What I dislike about my approach is that the creation of the toCheck string allocates. Is there a way to reuse the substring in the CharBuffer for lookup?


Solution

  • You can avoid expensive string construction by using a CharBuffer as key type:

    Map<CharBuffer, MyType> lookup = new TreeMap<>(Comparator
        .comparingInt(CharBuffer::remaining)
        .thenComparing((cb1,cb2) -> {
            for(int p1 = cb1.position(), p2 = cb2.position(); p1 < cb1.limit(); p1++, p2++) {
                char c1 = cb1.get(p1), c2 = cb2.get(p2);
                if(c1 == c2) continue;
                c1 = Character.toUpperCase(c1);
                c2 = Character.toUpperCase(c2);
                if(c1 != c2) return Integer.compare(c1, c2);
            }
            return 0;
        }));
    lookup.put(CharBuffer.wrap("RETURN"), MyType.KEYWORD_RETURN);
    
    boolean lookupIdentifier(
        CharBuffer buffer, int offset, int length, Map<CharBuffer, MyType> lookupTable) {
    
        int currentPos = buffer.position(), currLimit = buffer.limit();
        buffer.clear().position(offset).limit(offset + length);
        boolean result = lookupTable.containsKey(buffer);
        buffer.clear().position(currentPos).limit(currLimit);
        return result;
    }
    

    The comparator uses a cheap length comparison before performing a case insensitive character comparison. This assumes that you stay with keywords like RETURN, which have a simple case mapping.
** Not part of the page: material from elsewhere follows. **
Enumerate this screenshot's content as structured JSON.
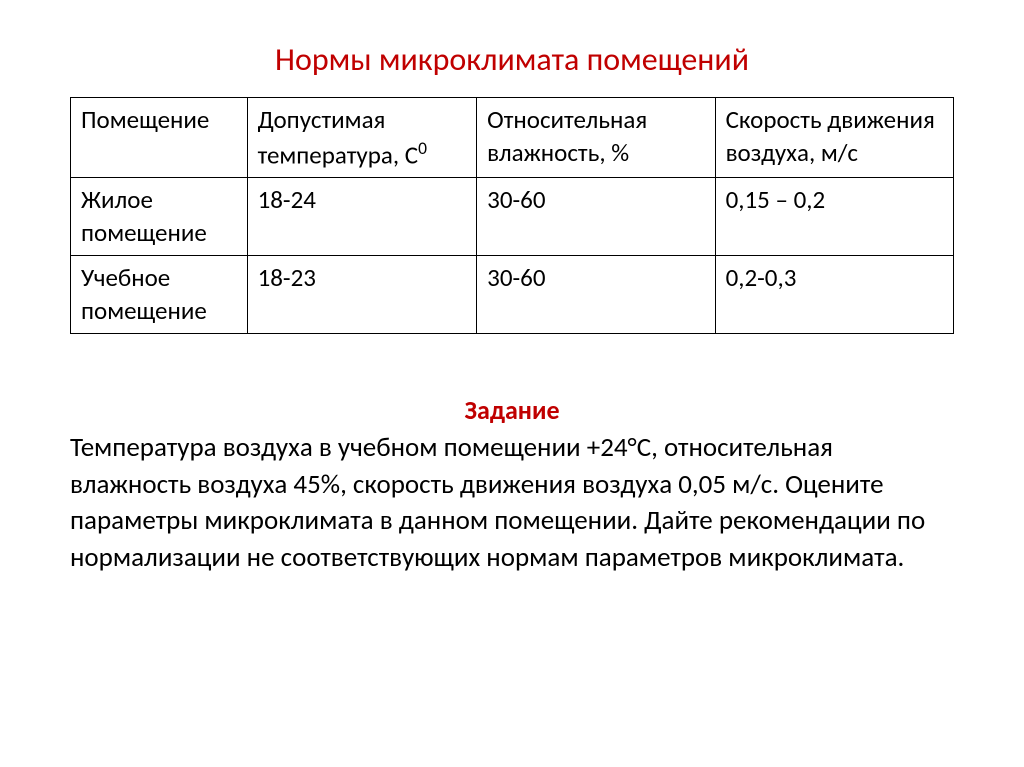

    For a map with 50 keywords, using log₂ comparisons for a lookup might still yield reasonable performance. Mind that each comparison stops at the first mismatch.


    You can use hashing with a dedicated wrapper object:

    final class LookupKey {
        final CharBuffer cb;
        LookupKey(CharBuffer cb) {
            this.cb = cb;
        }
        @Override public int hashCode() {
            int code = 1;
            for(int p = cb.position(); p < cb.limit(); p++) {
                code = Character.toUpperCase(cb.get(p)) + code * 31;
            }
            return code;
        }
        @Override public boolean equals(Object obj) {
            if(!(obj instanceof LookupKey)) return false;
            final LookupKey other = (LookupKey)obj;
            CharBuffer cb1 = this.cb, cb2 = other.cb;
            if(cb1.remaining() != cb2.remaining()) return false;
            for(int p1 = cb1.position(), p2 = cb2.position(); p1 < cb1.limit(); p1++, p2++) {
                char c1 = cb1.get(p1), c2 = cb2.get(p2);
                if(c1 == c2) continue;
                c1 = Character.toUpperCase(c1);
                c2 = Character.toUpperCase(c2);
                if(c1 != c2) return false;
            }
            return true;
        }
    }
    
    Map<LookupKey, MyType> lookup = new HashMap<>();
    lookup.put(new LookupKey(CharBuffer.wrap("RETURN")), MyType.KEYWORD_RETURN);
    
    boolean lookupIdentifier(
        CharBuffer buffer, int offset, int length, Map<LookupKey, MyType> lookupTable) {
    
        int currentPos = buffer.position(), currLimit = buffer.limit();
        buffer.clear().position(offset).limit(offset + length);
        boolean result = lookupTable.containsKey(new LookupKey(buffer));
        buffer.clear().position(currentPos).limit(currLimit);
        return result;
    }
    

    The construction of a lightweight object like the LookupKey, which unlike String construction doesn’t need to copy character contents, is negligible. But note that hashing, unlike a comparator, has to process all characters upfront, which can turn out to be more expensive than the log₂ comparisons of a small TreeMap.

    If these keywords are unlikely to change, an explicit lookup code, i.e. a switch over invariant properties of the key strings, can be even more efficient. E.g. start with switching over the length, if most keywords differ in length, then over a character which is different for most keywords (include case labels for uppercase and lowercase variant). Another alternative is a hierarchical lookup structure for these properties.